The federal government has never been prepared to acquiesce in the proposed repeal of these powers except in the context of a comprehensive discussion where give and take on all sides leads to a constitutional agreement acceptable to a broad range of Canadians throughout the regions of the country.
Pending such a broader constitutional deal, these powers, unexercised for decades for good political reasons, are hardly a high profile and pressing irritant that require priority repeal, as would eventually follow from the adoption of this motion.
As noted by Mr. Justice La Forest in the 1993 Supreme Court of Canada decision in 3 S.C.R. Ontario Hydro v. Ontario (Labour Relations Board):
The power of disallowance, which had long been in decline, has not been used since 1942...It is the very breadth of these powers that protects against their frequent or inappropriate use. It was not the courts but political forces that dictated their near demise. They are, as was said of the power of disallowance, “delicate” and “difficult” powers to exercise and “will always be considered a harsh exercise of power, unless in cases of great and manifest necessity--
Members can also see in Severn v. The Queen, 1878, 2 S.C.R. 70, through Chief Justice Richards at page 96 and Justice Fournier at page 131:
Their inappropriate use will always raise grave political issues, issues that the provincial authorities and the citizenry would be quick to raise. In a word, protection against abuse of these draconian powers is left to the inchoate but very real and effective political forces that undergird federalism.
If we cast our minds back to the mid-1980s and the five conditions put forth by Quebec's then Premier Bourassa for Quebec's acceptance of the Constitution Act in 1982, the repeal of these powers was not one of them. The resulting discussions that led to the Meech Lake accord also did not generate a call for the repeal of these powers.
In the early 1990s an even more ambitious attempt at constitutional reform led to the Charlottetown accord. In that context, such a proposal was balanced by others that maintained and strengthened the equilibrium of the federation and the balance between federal and provincial powers, as well as the protection of the fundamental rights and freedoms of Canadian citizens.
It would be inappropriate and, indeed, unwise for the federal government to support the piecemeal repeal of the powers of disallowance and reservation at the present time without any quid prop quo from the provinces with a view to strengthening the federation and enhancing the protection of the rights and interests of Canadians everywhere.
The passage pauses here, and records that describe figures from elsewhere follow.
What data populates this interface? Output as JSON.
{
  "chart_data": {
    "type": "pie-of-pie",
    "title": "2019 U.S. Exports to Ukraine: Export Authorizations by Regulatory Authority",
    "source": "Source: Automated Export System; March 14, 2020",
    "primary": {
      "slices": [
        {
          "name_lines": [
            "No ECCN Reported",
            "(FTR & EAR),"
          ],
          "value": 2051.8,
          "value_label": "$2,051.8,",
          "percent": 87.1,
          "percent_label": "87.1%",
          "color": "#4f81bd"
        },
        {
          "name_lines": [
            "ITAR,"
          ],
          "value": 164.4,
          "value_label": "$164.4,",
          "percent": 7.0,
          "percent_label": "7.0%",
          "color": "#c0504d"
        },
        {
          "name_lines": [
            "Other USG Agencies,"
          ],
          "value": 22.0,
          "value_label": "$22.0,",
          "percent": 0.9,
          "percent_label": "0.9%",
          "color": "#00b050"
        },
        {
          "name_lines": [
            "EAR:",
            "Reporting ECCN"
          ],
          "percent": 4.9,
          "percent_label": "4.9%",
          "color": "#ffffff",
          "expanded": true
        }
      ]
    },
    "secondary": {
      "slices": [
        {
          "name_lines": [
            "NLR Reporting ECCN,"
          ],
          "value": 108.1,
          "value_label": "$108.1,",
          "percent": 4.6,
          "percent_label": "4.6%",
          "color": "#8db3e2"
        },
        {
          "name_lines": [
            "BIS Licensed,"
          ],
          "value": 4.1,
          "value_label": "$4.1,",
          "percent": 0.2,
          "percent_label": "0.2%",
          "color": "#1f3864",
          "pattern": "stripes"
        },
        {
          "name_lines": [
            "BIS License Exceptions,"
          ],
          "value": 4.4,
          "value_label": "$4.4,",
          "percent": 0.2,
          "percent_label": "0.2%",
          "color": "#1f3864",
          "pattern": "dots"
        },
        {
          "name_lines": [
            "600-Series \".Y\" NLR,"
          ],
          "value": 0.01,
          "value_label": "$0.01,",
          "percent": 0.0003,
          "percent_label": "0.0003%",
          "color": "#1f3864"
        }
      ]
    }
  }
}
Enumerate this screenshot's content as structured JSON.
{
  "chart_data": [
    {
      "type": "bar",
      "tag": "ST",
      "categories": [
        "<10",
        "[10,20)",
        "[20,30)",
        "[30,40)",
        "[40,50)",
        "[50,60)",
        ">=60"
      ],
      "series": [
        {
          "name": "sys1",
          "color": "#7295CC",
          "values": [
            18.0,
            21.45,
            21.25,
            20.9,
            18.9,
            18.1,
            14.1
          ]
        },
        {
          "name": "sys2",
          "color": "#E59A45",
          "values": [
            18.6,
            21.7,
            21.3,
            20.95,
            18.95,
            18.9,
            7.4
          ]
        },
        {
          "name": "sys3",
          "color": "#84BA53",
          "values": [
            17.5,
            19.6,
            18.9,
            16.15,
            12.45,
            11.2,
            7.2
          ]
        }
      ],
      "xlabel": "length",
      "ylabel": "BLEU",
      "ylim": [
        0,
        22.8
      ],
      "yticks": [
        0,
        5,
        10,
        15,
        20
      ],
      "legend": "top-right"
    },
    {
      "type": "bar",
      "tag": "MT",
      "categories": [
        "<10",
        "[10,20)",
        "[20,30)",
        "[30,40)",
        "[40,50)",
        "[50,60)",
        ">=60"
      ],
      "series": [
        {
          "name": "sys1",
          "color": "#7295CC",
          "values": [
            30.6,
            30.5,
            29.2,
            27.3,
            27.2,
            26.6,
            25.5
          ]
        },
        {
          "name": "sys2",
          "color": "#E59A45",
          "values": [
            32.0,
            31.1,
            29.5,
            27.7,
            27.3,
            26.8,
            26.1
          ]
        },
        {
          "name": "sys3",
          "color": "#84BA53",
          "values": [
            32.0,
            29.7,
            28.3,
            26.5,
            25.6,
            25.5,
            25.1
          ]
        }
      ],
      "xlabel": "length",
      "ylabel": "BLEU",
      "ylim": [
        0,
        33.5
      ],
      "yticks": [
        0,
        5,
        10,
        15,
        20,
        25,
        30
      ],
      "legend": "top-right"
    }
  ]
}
I see no more logic in a motion to deal with these powers independently than for any other individual item that might appeal to a particular member, constituency or lobby group. In a nutshell, the federal government does not support and does not recommend that we should unilaterally give up any federal powers even if their existence is mainly, if not entirely, historical and theoretical.
I would also note that unlike a bill, the details and technicalities of which would be examined in committee, the adoption of a motion at this time would bar technical analysis and possible improvements.
Constitutional amendments to our federal structure are inherently significant and important, and proposals for such amendments should not be embarked upon in a hasty, ill-timed and ill-considered way. I suggest to hon. members that a motion fast-tracking a constitutional amendment should be contrary to every instinct that we have as legislators. Therefore I would encourage all members not to support the motion.